To quantify the AI's performance, the researchers calculated the median and interquartile ranges (IQRs) of the LLMs estimates. Additionally, they determined the mean absolute error (MAE) and mean absolute percentage error (MAPE) for both the AI and human participants. The team conducted their analysis and created plots using R, version 4.3.0. The University of Maryland's institutional review board deemed this study exempt, as it did not involve human participants, and it adhered to the Strengthening the Reporting of Observational Studies in Epidemiology (STROBE) reporting guideline throughout its conduct.
Study results
In a comparative study between human clinicians and an LLM, intriguing findings were observed regarding the estimation of pretest and posttest probabilities in various diagnostic cases. This study, involving an analysis of five different cases, revealed that the LLM consistently demonstrated lower error rates in predicting probabilities after a negative test result compared to human practitioners.
A notable example of this was seen in the case involving asymptomatic bacteriuria. Here, the LLMs median pretest probability was estimated at 26% (with an IQR of 20%-30%), while the human clinicians' median estimate was slightly lower at 20% but with a much broader interquartile range of 10%-50%. Despite the median estimate from the LLM being further from the correct answer than that of the humans, the LLM exhibited a lower MAE and MAPE at 26.2 and 5240%, respectively.
In contrast, the figures for human clinicians were higher, at 32.2 for MAE and 6450% for MAPE. This difference could be attributed to the LLMs narrower distribution of responses, providing a more consistent range of estimates compared to the wider variability seen in human responses.
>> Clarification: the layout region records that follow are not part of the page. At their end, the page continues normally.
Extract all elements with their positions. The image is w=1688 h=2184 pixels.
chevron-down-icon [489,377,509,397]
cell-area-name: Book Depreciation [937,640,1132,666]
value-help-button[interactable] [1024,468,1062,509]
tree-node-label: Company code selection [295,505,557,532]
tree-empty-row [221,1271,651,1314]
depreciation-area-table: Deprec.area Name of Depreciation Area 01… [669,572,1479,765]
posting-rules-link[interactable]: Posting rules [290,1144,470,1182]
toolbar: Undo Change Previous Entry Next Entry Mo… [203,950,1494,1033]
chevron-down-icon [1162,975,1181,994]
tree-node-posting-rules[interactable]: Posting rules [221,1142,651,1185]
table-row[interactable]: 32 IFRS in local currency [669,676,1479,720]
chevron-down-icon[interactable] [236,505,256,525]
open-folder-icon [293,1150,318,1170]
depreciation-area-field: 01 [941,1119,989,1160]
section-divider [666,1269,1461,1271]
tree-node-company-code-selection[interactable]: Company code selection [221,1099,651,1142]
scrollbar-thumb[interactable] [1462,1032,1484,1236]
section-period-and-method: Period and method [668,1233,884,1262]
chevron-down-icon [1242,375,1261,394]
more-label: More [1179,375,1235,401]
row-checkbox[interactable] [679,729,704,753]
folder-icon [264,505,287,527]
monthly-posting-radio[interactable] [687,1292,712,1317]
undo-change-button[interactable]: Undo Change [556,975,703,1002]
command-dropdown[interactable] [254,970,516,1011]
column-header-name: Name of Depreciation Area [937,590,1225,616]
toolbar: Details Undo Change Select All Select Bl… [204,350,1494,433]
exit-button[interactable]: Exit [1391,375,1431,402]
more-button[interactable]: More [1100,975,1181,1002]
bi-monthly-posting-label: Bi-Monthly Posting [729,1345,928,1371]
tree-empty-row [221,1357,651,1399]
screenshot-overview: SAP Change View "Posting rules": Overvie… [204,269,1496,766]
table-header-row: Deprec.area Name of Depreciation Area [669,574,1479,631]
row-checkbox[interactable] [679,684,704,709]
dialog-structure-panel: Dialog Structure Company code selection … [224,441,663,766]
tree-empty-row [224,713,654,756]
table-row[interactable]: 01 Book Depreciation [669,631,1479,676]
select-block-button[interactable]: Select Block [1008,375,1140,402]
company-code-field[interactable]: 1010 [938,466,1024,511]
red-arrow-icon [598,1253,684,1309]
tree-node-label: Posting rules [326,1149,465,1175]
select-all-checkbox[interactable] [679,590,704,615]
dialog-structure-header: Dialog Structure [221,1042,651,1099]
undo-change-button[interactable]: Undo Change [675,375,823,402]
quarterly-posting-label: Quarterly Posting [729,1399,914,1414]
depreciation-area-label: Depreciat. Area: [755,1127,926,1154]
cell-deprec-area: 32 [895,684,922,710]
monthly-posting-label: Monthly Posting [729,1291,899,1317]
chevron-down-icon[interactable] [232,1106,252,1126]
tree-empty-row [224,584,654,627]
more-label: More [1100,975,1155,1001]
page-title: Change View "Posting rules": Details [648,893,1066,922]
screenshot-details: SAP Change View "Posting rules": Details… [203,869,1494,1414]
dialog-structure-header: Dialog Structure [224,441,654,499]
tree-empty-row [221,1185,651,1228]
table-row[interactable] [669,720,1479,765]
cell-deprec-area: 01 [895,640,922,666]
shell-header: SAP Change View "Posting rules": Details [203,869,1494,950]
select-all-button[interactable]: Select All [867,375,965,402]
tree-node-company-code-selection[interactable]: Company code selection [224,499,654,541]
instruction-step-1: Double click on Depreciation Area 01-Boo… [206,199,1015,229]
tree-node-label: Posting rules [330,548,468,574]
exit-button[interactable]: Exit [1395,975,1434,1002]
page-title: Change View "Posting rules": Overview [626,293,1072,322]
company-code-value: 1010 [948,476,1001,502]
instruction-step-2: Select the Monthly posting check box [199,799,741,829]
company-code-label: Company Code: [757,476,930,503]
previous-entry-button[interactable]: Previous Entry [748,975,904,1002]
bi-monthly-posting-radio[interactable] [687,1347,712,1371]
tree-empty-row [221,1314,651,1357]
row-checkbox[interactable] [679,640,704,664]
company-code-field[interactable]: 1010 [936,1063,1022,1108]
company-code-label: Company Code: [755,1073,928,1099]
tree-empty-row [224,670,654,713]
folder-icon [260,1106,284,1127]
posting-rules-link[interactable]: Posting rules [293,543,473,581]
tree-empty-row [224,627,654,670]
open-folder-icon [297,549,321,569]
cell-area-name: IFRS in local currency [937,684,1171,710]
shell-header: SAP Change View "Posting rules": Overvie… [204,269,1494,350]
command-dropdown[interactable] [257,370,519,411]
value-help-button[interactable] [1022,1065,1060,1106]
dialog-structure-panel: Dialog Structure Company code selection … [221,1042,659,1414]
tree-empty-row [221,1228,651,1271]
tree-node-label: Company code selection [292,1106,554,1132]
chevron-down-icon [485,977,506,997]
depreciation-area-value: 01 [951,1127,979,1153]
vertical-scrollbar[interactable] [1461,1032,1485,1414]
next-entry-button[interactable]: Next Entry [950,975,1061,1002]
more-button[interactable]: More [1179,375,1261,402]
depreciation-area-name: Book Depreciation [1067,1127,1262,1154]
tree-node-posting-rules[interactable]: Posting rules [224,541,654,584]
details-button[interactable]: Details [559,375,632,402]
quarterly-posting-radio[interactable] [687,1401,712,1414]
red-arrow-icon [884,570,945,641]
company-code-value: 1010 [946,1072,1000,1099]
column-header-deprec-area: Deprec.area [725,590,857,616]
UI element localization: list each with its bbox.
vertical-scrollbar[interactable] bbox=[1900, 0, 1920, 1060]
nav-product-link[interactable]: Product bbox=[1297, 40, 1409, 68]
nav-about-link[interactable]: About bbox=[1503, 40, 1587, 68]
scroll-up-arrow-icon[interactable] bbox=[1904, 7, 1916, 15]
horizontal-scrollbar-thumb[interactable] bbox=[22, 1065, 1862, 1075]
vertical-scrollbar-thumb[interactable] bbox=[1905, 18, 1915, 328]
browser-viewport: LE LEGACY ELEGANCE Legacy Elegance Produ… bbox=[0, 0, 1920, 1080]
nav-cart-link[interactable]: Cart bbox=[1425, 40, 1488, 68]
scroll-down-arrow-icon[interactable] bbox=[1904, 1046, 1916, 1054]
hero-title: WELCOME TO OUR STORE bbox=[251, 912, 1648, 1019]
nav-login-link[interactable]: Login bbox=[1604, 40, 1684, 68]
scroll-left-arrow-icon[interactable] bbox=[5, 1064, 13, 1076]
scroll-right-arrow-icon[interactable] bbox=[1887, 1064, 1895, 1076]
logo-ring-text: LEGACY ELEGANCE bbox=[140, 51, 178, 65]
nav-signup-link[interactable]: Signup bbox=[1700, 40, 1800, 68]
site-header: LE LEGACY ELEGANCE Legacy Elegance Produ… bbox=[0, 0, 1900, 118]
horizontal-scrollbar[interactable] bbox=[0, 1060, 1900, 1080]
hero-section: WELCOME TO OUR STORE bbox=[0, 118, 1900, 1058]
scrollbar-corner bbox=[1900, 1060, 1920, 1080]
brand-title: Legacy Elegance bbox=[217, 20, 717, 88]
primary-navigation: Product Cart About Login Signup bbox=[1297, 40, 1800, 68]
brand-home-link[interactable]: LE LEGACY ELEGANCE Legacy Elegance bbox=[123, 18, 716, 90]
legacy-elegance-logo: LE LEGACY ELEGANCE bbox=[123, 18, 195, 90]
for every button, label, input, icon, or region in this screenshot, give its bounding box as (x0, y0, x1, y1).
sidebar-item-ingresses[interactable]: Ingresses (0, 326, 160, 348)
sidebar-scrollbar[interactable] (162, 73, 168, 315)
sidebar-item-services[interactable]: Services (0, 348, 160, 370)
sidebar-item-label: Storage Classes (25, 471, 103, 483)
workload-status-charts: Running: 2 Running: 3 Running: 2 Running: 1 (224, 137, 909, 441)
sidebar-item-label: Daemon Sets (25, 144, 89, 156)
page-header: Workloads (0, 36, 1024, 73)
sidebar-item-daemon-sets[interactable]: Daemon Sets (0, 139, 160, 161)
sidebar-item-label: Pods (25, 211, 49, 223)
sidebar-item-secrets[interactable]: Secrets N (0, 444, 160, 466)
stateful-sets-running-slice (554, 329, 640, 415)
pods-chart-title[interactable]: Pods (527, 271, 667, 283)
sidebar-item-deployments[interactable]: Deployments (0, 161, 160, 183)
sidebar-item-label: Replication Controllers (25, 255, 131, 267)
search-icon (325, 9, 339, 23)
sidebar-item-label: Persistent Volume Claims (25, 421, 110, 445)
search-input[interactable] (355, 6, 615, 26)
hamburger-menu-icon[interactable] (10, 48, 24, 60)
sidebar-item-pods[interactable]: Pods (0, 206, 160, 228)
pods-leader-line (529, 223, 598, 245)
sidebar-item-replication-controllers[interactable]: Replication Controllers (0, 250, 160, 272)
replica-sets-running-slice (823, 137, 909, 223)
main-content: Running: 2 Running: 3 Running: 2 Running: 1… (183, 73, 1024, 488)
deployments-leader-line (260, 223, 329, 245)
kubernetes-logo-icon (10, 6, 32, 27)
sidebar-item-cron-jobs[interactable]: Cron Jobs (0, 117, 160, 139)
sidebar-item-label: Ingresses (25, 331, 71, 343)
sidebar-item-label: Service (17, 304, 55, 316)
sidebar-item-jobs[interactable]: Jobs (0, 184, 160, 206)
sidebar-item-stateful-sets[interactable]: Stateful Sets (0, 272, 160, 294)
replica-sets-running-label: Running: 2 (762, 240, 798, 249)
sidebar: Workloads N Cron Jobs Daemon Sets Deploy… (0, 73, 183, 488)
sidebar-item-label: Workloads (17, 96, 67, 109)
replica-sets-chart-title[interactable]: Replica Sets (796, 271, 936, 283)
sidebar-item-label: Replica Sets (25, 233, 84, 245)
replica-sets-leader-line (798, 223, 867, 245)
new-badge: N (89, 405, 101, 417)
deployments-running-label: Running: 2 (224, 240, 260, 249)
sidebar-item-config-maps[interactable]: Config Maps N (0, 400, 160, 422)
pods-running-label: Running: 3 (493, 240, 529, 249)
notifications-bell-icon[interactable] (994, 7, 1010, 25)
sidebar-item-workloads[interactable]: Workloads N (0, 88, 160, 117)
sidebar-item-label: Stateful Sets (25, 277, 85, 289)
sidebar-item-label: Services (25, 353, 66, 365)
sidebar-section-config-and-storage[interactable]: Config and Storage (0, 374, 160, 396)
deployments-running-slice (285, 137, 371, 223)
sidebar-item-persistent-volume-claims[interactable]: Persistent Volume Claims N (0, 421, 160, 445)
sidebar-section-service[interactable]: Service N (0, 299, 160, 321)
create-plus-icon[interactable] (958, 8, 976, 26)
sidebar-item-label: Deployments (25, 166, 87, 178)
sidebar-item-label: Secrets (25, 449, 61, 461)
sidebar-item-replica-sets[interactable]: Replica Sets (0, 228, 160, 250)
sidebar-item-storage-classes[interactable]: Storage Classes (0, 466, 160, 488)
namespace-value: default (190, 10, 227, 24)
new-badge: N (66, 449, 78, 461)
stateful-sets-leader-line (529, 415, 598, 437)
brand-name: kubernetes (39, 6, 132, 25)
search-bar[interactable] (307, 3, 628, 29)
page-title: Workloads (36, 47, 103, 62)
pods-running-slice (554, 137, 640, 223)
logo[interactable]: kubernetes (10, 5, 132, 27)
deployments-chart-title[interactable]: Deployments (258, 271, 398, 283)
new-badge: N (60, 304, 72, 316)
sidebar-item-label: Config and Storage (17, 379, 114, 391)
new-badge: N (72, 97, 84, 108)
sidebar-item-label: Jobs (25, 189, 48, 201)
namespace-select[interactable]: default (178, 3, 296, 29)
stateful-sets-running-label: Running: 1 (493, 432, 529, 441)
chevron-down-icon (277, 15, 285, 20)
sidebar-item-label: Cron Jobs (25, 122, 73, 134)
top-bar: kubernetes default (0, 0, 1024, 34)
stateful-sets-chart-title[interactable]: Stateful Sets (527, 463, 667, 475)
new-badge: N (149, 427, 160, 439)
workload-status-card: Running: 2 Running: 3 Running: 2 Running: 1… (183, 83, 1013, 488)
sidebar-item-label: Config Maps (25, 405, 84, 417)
Additionally, their estimation of the post-probability test following a positive test result was also notable yet inconsistent. For instance, concerning breast cancer and also an imaginary situation with testing, the LLM surpassed doctor-clinicians in precision. This indicates that it is possible that the LLM understood or handled these specific medical disorders better.
The performance of the AI was also similar to that of the human clinicians in two other situations, suggesting good expertise comparable to expertly trained medical personnel. Nonetheless, one instance in which the LLMs accuracy was lower than that of humans shows some spots that could be improved in the LLMs diagnostic capabilities.
These findings underscore the potential of AI, specifically LLMs, in the realm of medical diagnostics. The LLMs ability to often match or exceed human performance in estimating diagnostic probabilities showcases the advances in AI technology and its applicability in healthcare. However, the varied performance across different cases also indicates the need for continued refinement and understanding of AI's role and limitations in complex medical decision-making.